Presumably, the chance to see Matsuzaka up close should have solved the mystery. Matsuzaka was, after all, responsible for three of Japan's five wins in this spring's inaugural World Baseball Classic, including the team's victory in the championship game in San Diego. But he seems to have stuck to his more traditional stuff while in the States. When asked about the gyroball by Jeff Passan, the national baseball writer for Yahoo! Sports, Matsuzaka's answer was coy. ``Oh, yes. I'm trying to throw it," he said through a translator. ``I have done it in a game. But not too much. Sometimes accidentally."

``The Secret of the Miracle Pitch" has never been translated into English, and given all the confusion surrounding the pitch, it's perhaps apt that the man who has championed it in the States doesn't speak Japanese. Yet Will Carroll managed to procure a copy of the book, and though he couldn't read it, he deciphered the book's myriad illustrations and drawings, and fashioned himself as something of a gyroball guru.

Talking to Carroll about the gyroball is, I imagine, similar to talking to someone who's seen a UFO. Both are sure they've seen something, though neither can precisely articulate what it is they saw. And both realize on some level that there's a good chance no one will buy a word they're saying. He readily admits that he ``can't really explain why" the gyroball moves as much as it does and that he's ``never seen it thrown perfectly."

Yet Carroll is responsible for generating much of the buzz around the pitch in America. In 2004, he authored a post on the blog of Rob Neyer, the respected ESPN baseball writer, extolling the virtues of the pitch. And, of course, he taught Niezer to throw it.

Carroll says he taught Niezer to throw the pitch in high school, and the results could be amazing to behold. ``Once I saw a batter bend back to avoid it coming in -- then it broke and he had to bend forward. It looked like [the batter] was in a hula hoop. And it was a strike."

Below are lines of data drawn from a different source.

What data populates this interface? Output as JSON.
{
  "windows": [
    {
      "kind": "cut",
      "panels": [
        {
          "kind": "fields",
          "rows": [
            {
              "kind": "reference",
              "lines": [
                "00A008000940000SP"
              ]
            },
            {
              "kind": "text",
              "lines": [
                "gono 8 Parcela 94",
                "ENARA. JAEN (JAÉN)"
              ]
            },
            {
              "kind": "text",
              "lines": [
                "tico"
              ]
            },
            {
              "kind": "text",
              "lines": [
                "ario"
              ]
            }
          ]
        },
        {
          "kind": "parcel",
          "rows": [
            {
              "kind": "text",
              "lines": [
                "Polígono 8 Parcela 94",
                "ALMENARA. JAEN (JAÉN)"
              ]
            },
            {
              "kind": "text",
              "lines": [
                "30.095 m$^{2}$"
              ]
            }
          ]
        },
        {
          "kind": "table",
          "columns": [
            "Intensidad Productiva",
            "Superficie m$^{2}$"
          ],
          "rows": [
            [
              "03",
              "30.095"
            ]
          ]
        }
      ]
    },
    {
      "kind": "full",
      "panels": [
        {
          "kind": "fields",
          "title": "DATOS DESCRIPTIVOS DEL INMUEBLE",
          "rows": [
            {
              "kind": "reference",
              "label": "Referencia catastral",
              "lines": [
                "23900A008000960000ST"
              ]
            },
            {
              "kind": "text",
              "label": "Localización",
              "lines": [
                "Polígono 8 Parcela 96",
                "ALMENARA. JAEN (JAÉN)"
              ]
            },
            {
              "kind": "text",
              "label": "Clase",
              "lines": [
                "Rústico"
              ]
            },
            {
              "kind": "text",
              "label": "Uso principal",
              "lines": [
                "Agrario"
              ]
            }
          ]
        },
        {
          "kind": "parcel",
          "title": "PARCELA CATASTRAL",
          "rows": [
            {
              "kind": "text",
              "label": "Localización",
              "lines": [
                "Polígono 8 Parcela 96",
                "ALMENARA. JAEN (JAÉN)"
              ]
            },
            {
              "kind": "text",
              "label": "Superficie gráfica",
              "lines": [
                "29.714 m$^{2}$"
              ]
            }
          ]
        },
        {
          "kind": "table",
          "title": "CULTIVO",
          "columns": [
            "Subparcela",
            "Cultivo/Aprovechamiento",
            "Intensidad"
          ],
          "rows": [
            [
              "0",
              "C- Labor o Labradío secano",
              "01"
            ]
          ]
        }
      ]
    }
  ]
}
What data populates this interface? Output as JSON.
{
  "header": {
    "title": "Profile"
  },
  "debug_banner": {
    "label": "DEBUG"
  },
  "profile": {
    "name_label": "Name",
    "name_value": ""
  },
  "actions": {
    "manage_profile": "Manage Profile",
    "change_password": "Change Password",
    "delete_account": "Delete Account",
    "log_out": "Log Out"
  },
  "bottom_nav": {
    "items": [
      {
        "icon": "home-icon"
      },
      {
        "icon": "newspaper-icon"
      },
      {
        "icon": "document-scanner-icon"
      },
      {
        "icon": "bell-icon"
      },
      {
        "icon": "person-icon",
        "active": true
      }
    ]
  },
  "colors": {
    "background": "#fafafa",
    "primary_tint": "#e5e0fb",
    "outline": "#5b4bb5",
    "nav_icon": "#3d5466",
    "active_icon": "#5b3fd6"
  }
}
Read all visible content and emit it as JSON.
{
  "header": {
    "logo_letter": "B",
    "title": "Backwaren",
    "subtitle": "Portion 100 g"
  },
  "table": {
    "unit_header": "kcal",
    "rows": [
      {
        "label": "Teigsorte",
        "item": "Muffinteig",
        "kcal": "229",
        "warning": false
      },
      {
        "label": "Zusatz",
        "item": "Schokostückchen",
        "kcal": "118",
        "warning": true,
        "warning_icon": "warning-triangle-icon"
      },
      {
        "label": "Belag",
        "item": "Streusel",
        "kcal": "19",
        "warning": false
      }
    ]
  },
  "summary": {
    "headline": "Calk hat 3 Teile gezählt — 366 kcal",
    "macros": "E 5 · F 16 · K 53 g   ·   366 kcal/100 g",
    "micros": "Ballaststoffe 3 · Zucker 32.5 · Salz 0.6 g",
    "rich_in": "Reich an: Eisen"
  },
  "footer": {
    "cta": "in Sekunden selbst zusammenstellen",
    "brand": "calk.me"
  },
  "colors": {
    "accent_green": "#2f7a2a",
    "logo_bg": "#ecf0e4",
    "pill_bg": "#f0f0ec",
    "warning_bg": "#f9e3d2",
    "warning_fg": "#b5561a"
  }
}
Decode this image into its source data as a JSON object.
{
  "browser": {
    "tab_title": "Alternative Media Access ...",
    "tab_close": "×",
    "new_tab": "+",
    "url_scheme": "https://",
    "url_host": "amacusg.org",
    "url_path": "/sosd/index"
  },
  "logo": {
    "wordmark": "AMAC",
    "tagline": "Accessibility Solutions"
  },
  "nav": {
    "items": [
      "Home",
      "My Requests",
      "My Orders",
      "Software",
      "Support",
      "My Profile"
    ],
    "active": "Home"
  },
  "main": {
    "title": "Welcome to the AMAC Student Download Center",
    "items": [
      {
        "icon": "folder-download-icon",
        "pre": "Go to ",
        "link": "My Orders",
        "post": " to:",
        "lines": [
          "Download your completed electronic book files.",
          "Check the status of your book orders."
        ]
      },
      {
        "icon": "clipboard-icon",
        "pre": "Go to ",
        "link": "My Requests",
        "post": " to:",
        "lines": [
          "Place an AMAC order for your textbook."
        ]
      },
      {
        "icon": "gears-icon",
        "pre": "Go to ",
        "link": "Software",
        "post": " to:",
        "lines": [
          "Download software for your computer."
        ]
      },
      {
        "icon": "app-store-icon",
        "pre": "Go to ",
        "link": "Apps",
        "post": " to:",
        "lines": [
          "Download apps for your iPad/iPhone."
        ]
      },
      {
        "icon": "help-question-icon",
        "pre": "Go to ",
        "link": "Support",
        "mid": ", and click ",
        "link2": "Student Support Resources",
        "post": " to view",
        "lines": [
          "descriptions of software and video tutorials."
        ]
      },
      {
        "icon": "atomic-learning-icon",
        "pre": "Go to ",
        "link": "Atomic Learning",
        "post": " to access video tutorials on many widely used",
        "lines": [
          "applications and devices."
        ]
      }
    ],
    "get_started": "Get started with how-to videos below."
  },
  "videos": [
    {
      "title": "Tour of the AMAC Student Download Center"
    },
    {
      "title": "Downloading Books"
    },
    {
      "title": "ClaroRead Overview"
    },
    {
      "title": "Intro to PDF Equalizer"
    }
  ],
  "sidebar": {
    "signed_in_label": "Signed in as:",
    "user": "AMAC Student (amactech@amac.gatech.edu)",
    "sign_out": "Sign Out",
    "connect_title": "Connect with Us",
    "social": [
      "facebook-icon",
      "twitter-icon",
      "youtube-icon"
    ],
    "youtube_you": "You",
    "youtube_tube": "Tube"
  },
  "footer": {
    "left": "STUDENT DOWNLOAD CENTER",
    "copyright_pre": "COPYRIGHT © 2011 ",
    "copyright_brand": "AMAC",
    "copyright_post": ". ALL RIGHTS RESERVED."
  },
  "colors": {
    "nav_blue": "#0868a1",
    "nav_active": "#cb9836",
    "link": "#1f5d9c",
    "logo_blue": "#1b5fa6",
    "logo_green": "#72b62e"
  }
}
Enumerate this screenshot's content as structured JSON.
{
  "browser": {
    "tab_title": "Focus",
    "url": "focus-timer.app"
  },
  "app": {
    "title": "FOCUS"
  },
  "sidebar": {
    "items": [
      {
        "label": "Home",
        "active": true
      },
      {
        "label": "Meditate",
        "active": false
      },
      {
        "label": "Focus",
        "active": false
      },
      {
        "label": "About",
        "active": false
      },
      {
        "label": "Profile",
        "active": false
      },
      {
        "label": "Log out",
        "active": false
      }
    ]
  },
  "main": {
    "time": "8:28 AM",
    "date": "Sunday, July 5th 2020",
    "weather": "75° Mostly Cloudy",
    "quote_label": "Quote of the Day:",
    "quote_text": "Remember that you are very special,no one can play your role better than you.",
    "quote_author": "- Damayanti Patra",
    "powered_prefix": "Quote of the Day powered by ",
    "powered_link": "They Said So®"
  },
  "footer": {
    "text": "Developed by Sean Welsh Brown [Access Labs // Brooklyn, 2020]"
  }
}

Of course, it should be noted that something seems to have been lost in the translation here, too. The pitch Carroll describes has a decidedly different movement than the one Himeno told me about -- Carroll's moves horizontally, Himeno's vertically. Asked about Carroll's pitch, Himeno acknowledged that there is a variation with more of a horizontal break. So was Niezer throwing the gyroball, its cousin, or just a filthy slider?

Hard to say. Carroll is the first to admit that Niezer never really cottoned to the pitch. ``Joey didn't throw the pitch that much," Carroll says. ``He never got comfortable with it." Attempts to reach Niezer, who is currently a sophomore at Wabash College, failed. But according to the college website, he was the owner of an 0-2 record last season, with a bloated 7.43 ERA. If Niezer has a secret weapon in his repertoire, it seems to be a well-kept secret.

Lucas Hanft, a writer living in New York, has written for Radar, Salon, and The New York Observer.